Cheat Sheet: Kristin Scott Thomas


Kristin A. Scott Thomas

Date of Birth:

24th May 1960

Place of birth:

Redruth, Cornwall, England

Special moves:

Acting, being French(ish), being chic

Films include:

Four Weddings and a Funeral, The English Patient, Gosford Park, I’ve Loved You So Long

What you probably already know:

Basically, Kristin Scott Thomas has been in all the films and done all the things. The English Patient? She was totally in that, with a plane and everything. Gosford Park? She accused Michael Gambon of being a WWI profiteer. Mission: Impossible? Someone stabbed her. In The Horse Whisperer she gave birth to the pop-eyed bitch, in The Golden Compass she voiced Daniel Craig’s snow leopard dæmon Stelmaria and in Nowhere Boy she played John Lennon’s auntie. Kristin Scott Thomas has got around, that’s sort of our point.
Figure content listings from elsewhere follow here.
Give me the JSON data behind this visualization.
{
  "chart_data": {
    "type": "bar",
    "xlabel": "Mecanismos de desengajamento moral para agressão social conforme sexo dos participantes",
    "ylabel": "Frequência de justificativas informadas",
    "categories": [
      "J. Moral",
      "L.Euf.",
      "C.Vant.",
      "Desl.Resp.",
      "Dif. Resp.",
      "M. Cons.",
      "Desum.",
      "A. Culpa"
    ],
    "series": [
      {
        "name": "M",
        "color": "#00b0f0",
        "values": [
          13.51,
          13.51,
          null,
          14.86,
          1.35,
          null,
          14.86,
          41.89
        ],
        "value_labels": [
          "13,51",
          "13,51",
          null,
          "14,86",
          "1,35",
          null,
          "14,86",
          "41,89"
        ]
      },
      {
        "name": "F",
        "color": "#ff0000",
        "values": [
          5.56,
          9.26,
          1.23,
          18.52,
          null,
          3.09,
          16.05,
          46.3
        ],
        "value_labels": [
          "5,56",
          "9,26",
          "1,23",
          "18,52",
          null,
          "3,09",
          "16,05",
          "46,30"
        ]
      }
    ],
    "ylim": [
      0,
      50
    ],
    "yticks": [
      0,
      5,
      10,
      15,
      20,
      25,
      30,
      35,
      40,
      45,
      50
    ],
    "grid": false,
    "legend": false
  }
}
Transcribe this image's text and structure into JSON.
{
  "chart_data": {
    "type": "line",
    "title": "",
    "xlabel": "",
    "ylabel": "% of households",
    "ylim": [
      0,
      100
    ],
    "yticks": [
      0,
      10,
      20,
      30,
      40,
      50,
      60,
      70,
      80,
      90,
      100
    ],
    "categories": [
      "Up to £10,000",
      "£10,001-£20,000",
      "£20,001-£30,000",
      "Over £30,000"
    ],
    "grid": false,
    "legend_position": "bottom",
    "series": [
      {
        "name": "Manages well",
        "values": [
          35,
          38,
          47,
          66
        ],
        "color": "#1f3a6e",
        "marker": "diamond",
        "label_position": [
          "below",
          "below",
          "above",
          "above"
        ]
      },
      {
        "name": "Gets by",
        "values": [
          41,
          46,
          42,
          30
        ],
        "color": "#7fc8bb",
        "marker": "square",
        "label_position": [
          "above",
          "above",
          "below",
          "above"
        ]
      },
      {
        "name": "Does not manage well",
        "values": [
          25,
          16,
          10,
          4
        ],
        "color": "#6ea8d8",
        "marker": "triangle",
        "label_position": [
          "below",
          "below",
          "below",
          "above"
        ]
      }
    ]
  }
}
Since first coming to prominence with her performance in Four Weddings and a Funeral, KST has rarely been off our screens – and this year is no exception. She’s already appeared in The Woman in the Fifth and Bel Ami, both classic vehicles for her stately charm – the latter film did not, it’s true, really show her in an ideal light, but the characteristically gleaming and impenetrable lacquer of her Woman in the Fifth character Margit conceals one of KST’s hungriest and most alluring performances in years. Despite entering her sixth decade Scott Thomas is as striking and busy as ever.

What you might not know:

Scott Thomas’ romantic life has always been front page news – cheating on your French gynaecologist husband is an absolute gift to the tabloids, after all – but she comes from fairly hectic lineage herself. Her pilot father died in a crash when she was six, and her mother foolishly married another pilot without pausing to apply her new-found knowledge of the risks of having a pilot for a husband: viz., they might crash their planes and die. When she was ten, Kristin’s stepfather crashed his plane and died. From this inauspicious starting point the world alternately boosted and frustrated Kristin’s dreams of the silver screen – she trained as a drama teacher at CSSD but was told she had no talent as an actress, then when she moved to Paris to become an au pair she was almost immediately cast opposite Prince in Under the Cherry Moon. She received two Golden Raspberry nominations. Eight years and fourteen films later she won a BAFTA for her performance in Four Weddings, and her onscreen persona was set in stone. Oh, and she really fucking hates Jeremy Clarkson (but who doesn’t?).

A few months ago I interviewed Pawel Pawlikowski, the director of The Woman in the Fifth. “How did you go about casting Kristin?”, I asked. He raised an eyebrow and I took a moment to consider who else in the whole world could conceivably be cast as a slightly intimidating, upper-class, English-speaking Frenchwoman, then we both burst out laughing. KST clearly had that gig wrapped up from day one.

This, then, is Kristin Scott Thomas’ curse. Her screen appearances – poised and perfect, beautiful despite her advancing age, completely captivating – are impossible to imitate, and there is a certain sort of role for which she’s been the ever-present first choice for a good twenty years. For such a talented and adventurous artist, such typecasting must engender a certain amount of frustration – “I’m not at all fed up with British films,” she said a few years ago, “but I am fed up with playing upper-class people.” Kristin has eight years on Liam Neeson and fourteen on Sly Stallone – someone give the girl an action lead.

Kristin Scott Thomas quote:

“People accuse me of being Methody, but I’m not at all. The one thing I don’t want people to see is me. I don’t want them to be able to recognize my faults and failures and qualities, and I won’t use those things to spark off emotions or to illustrate.”

What to say at a dinner party:

“Kristin Scott Thomas’ talent and background make her that rarest of beasts, a truly irreplaceable actress. Decades of savvy film choices and peerless performances have earned her a permanent place in the cinematic pantheons of both England and her adopted homeland.”

What not to say at a dinner party:

“Are these Freedom Fries?”

Final thought:

This year should see KST appear in both François Ozon‘s latest adapted play Dans la maison and Nicolas Winding Refn’s Drive follow-up Only God Forgives. PSYCHED.